2014 Playback Indie List: Going Glocal – Part 1

Bitten

The 2014 edition of Playback’s annual Indie List survey showed that many of Canada’s top producers are using a global-local (glocal!) business model to expand revenue opportunities beyond domestic borders. Here, Playback takes a closer look at the trends emerging from the survey. 

There’s nothing new in Canadian producers trying their fortunes with foreign partners to make movies and TV series for the world market.

But the frequency and velocity of the Canadian industry’s internationalization reached new heights in 2013, as homegrown series like Orphan Black, Bitten and Motive popped with foreign audiences and critics and Vancouver-based Lionsgate soared with its Hunger Games franchise worldwide.

As the results of this year’s annual film and TV production survey reveal, producers not so much shifted the Canadian paradigm as their geographic focus, opting to pitch new concepts in Los Angeles, London and Munich as never before.

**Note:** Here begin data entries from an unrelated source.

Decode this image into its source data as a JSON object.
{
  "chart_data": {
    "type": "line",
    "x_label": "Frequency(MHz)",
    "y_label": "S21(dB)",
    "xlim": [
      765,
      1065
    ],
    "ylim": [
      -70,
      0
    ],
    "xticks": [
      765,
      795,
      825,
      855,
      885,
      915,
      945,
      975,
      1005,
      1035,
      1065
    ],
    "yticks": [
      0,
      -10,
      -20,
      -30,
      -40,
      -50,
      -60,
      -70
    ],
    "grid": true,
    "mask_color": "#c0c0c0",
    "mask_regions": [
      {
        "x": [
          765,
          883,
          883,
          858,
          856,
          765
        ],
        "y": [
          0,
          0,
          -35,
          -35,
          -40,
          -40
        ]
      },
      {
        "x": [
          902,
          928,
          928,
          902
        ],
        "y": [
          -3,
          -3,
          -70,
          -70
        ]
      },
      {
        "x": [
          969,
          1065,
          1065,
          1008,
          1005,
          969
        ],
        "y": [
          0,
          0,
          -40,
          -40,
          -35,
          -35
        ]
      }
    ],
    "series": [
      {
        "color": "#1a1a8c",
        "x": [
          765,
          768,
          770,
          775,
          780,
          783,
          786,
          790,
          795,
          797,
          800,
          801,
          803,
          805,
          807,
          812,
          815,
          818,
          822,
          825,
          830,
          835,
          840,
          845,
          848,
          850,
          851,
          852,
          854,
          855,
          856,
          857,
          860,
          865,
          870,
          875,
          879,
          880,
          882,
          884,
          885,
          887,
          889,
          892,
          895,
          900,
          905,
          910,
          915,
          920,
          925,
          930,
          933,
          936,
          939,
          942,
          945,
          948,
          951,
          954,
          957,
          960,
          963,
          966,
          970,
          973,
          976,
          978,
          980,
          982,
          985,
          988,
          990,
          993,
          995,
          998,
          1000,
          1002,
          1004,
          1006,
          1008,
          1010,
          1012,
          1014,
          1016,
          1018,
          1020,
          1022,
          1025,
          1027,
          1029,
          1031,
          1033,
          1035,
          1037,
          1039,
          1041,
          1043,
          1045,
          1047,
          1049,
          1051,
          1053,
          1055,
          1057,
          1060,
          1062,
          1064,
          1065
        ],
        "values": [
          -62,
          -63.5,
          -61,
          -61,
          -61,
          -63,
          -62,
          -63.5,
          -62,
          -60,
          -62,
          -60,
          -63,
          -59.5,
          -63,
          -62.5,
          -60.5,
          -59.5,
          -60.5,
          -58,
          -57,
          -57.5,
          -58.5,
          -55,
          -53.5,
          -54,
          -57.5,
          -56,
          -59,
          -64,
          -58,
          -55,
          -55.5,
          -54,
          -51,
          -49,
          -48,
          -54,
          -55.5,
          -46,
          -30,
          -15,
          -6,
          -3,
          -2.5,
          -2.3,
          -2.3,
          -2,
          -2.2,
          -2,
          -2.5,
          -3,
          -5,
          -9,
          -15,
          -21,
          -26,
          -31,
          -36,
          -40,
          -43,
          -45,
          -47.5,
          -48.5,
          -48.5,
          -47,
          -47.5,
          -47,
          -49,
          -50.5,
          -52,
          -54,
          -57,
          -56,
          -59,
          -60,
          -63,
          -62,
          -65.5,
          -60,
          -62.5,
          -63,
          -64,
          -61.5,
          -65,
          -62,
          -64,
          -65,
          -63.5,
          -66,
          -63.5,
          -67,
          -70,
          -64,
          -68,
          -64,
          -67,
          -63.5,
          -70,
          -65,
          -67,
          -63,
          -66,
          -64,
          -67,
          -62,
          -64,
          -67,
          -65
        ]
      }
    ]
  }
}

“It does expand our reach, giving us access to buyers and creative talent we didn’t have before,” Thunderbird Films CEO Tim Gamble says of his Sea to Sky Entertainment joint venture with Lionsgate and Germany’s Tandem Communications to develop and produce one-hour dramas.

Their co-venture’s first project is Sex, Lies and Handwriting, a straight-to-series project that Vancouver-based Sea to Sky will produce.

Gamble explained Lionsgate knows the needs of U.S. buyers, Tandem, backed by Studiocanal, knows Europe and coproductions, and Thunderbird has the Canadian market covered.

That puts Thunderbird better placed to identify projects for international co-financing, coproduction and pre-sales before they are produced in Canada for global distribution.

Gamble isn’t alone in eyeing a chunk of the world market.

Toronto-based Temple Street Productions, which earlier sold Being Erica into 160 territories in 2013 picked up another international calling card series with Orphan Black, which airs on Space, BBC America and BBC Worldwide.

“The success of Orphan Black has definitely helped us forge even stronger relationships with our broadcast partners and financiers on that series,” Temple Street’s David Fortier and Ivan Schneeberg said in an email.

Given domestic headwinds only growing in strength, and digital platforms proliferating worldwide, rival producers like Entertainment One, Muse Entertainment and Shaftesbury also trod an increasingly well-worn path by traversing borders to find their next film and TV coproduction and co-financing partners.

“With the tremendous amount of opportunity created by the opening up of new windows and the increased fragmentation of the marketplace, we think partnerships are more important than ever,” Margaret O’Brien, president, Canada and CEO of Entertainment One Television, insists.

Here eOne remains pragmatic about where those partners, whether broadcasters, producers, writers and directors, will come from.

Series like Rookie Blue and Saving Hope were developed and produced in Canada, Discovery’s Klondike and AMC’s Hell on Wheels were financed from the U.S. and shot in Canada, while projects like Welcome to Sweden and Dates were financed and produced outside of North America.

“We think the key is great content,” O’Brien adds, echoing other indie players.

As in recent years, producers that venture overseas to finance and make movies and TV series, often via international treaties, topped Playback‘s league table.

Indies further down the table, eyeing a world market where viewers require only a good Wi-Fi connection to consume content, continue to piggyback on larger players with global heft to get their series sold beyond Canada.

Vérité Films did just that when it signed an overall first look deal with Muse Entertainment, as did Call Me Fitz producer Amaze Film + Television and ICF Films with eOne.

In part, saving money is the focus.

Rather than just produce for the Canadian market, and look for after-sales internationally, it’s about bringing on board international partners as early as possible to share the risk and financing in production and maximize the return on foreign distribution.

Here Canadian TV producers are doing what their nomadic movie-making colleagues have done for a generation – first securing pre-sales and coproduction coin internationally before closing a U.S. distribution deal, for example.

Going early to foreign buyers means no longer relying solely on Canadian broadcasters to drive the creative and finance TV projects.

“We can’t finance out of Canada exclusively, and the U.S. market is a natural driver,” says marblemedia co-founder executive producer Mark Bishop, after he and business partner Matt Hornburg opened a Los Angeles development office to get the kids producer into the teen and primetime scripted space.

Marblemedia also acquired full ownership of Distribution360 last year so that it could weigh the potential for international co-financing, coproduction and pre-sales on projects from the get-go.

“These conversations are now happening at a very early stage, even during development, so we can make these assessments of how we’re going to finance a show for production, and what the impact on our sales strategy could be,” Bishop explains.